"I'll ride right up to Nancy Fleet's tomorrow. I'll get to the bottom o' this business. And you keep yer young nose outa my affairs, Jess'my!"

"Oh, I'll do that—gladly. That's easy."

"Just so! Then keep her outa this fella Drew's, too!"

"That's another matter entirely," she told him. "And I may as well add right here, while we're on the subject, that I wish you to keep your nose out of my affairs. There, now—we've ruined our digestions by quarrelling at meal-time. Bolar hasn't, though—I'm glad somebody appreciates my biscuits."

Bolar grinned, and his face grew red. Bolar was deeply in love with his step-sister, four years his senior; but a day in the saddle, with a sharp spring wind in one's face, will scarce permit the tender passion to interfere with a lover's appetite.

Old Adam enveloped himself in his customary brooding silence. He was a holy terror when aroused, and would then spout torrents of words; but ordinarily he was morosely quiet, taciturn. He would not have hesitated to apply his quirt to his twenty-six-year-old son Moffat, as he had threatened to do, had not that young man possessed the wisdom born of experience to refrain from defying him. But with his step-daughter it was different. For some inexplicable reason he "took more sass" from her than from any other person living.
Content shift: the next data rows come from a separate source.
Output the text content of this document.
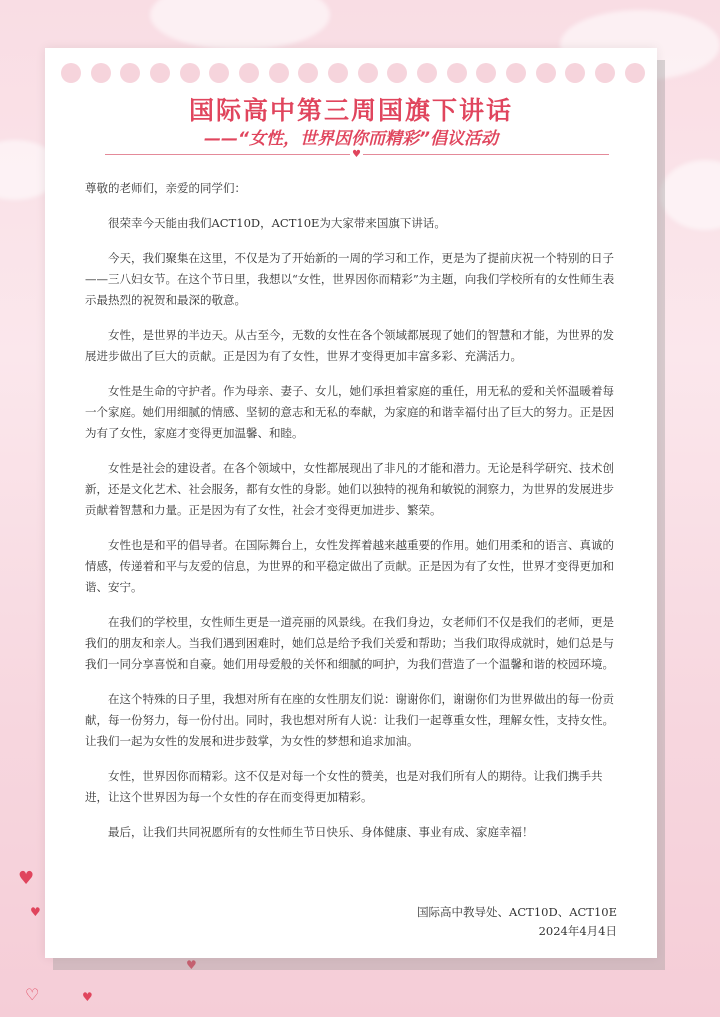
♥
♥
♡	♥
♥
国际高中第三周国旗下讲话
——“女性，世界因你而精彩”倡议活动
♥

尊敬的老师们，亲爱的同学们：

很荣幸今天能由我们ACT10D，ACT10E为大家带来国旗下讲话。

今天，我们聚集在这里，不仅是为了开始新的一周的学习和工作，更是为了提前庆祝一个特别的日子——三八妇女节。在这个节日里，我想以“女性，世界因你而精彩”为主题，向我们学校所有的女性师生表示最热烈的祝贺和最深的敬意。

女性，是世界的半边天。从古至今，无数的女性在各个领域都展现了她们的智慧和才能，为世界的发展进步做出了巨大的贡献。正是因为有了女性，世界才变得更加丰富多彩、充满活力。

女性是生命的守护者。作为母亲、妻子、女儿，她们承担着家庭的重任，用无私的爱和关怀温暖着每一个家庭。她们用细腻的情感、坚韧的意志和无私的奉献，为家庭的和谐幸福付出了巨大的努力。正是因为有了女性，家庭才变得更加温馨、和睦。

女性是社会的建设者。在各个领域中，女性都展现出了非凡的才能和潜力。无论是科学研究、技术创新，还是文化艺术、社会服务，都有女性的身影。她们以独特的视角和敏锐的洞察力，为世界的发展进步贡献着智慧和力量。正是因为有了女性，社会才变得更加进步、繁荣。

女性也是和平的倡导者。在国际舞台上，女性发挥着越来越重要的作用。她们用柔和的语言、真诚的情感，传递着和平与友爱的信息，为世界的和平稳定做出了贡献。正是因为有了女性，世界才变得更加和谐、安宁。

在我们的学校里，女性师生更是一道亮丽的风景线。在我们身边，女老师们不仅是我们的老师，更是我们的朋友和亲人。当我们遇到困难时，她们总是给予我们关爱和帮助；当我们取得成就时，她们总是与我们一同分享喜悦和自豪。她们用母爱般的关怀和细腻的呵护，为我们营造了一个温馨和谐的校园环境。

在这个特殊的日子里，我想对所有在座的女性朋友们说：谢谢你们，谢谢你们为世界做出的每一份贡献，每一份努力，每一份付出。同时，我也想对所有人说：让我们一起尊重女性，理解女性，支持女性。让我们一起为女性的发展和进步鼓掌，为女性的梦想和追求加油。

女性，世界因你而精彩。这不仅是对每一个女性的赞美，也是对我们所有人的期待。让我们携手共进，让这个世界因为每一个女性的存在而变得更加精彩。

最后，让我们共同祝愿所有的女性师生节日快乐、身体健康、事业有成、家庭幸福！

国际高中教导处、ACT10D、ACT10E
2024年4月4日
Deep down in his scarred old heart, perhaps, there was hidden a deferential respect and fatherly admiration for this breezy, strong-minded girl with whom a strange fortune had placed him in daily contact.
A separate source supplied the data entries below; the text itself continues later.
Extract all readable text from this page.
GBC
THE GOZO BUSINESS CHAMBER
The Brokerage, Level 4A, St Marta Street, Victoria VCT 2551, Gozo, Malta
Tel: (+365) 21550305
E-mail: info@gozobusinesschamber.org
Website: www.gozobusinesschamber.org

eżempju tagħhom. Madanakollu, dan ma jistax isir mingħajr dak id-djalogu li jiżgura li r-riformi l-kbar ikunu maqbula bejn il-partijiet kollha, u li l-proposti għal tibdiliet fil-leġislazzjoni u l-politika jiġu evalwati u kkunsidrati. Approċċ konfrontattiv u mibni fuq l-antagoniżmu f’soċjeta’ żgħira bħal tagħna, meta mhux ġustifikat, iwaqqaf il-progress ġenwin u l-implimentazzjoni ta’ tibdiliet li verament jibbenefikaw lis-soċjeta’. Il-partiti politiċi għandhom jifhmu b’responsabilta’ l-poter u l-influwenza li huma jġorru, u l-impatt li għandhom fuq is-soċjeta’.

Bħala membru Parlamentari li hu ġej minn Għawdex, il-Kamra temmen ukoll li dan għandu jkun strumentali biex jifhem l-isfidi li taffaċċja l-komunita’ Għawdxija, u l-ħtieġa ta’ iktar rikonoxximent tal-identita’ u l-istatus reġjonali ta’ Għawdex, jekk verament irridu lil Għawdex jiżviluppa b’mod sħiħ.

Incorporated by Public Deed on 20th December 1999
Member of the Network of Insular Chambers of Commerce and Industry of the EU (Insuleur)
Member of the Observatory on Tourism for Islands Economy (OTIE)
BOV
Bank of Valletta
"Please eat your supper, Mr. Selden," Jessamy at last sincerely pleaded, when the old man's frowning abstraction had continued for minutes.

Dutifully, without a word, he scraped his chair closer to the table and fell to noisily. But he did not join in the conversation, which now became general.

It was a custom in the House of Selden for each diner to leave the table when he had finished eating—a custom antedating Jessamy's advent in the family, which she never had been able to correct. Bolar had long since bolted the last morsel of food that his tough young stomach would permit, and had hurried to a half-completed rawhide lariat. Moffat soon followed him out. Then Jessamy's mother arose and left the room. This left together at the table the deliberate eater, Jessamy, and the old man, who had not yet caught up with the time he had given to the letter.

He too finished before the girl, having completed his supper in the same untalkative mood. Now, however, he spoke to her as he pushed back his chair and rose.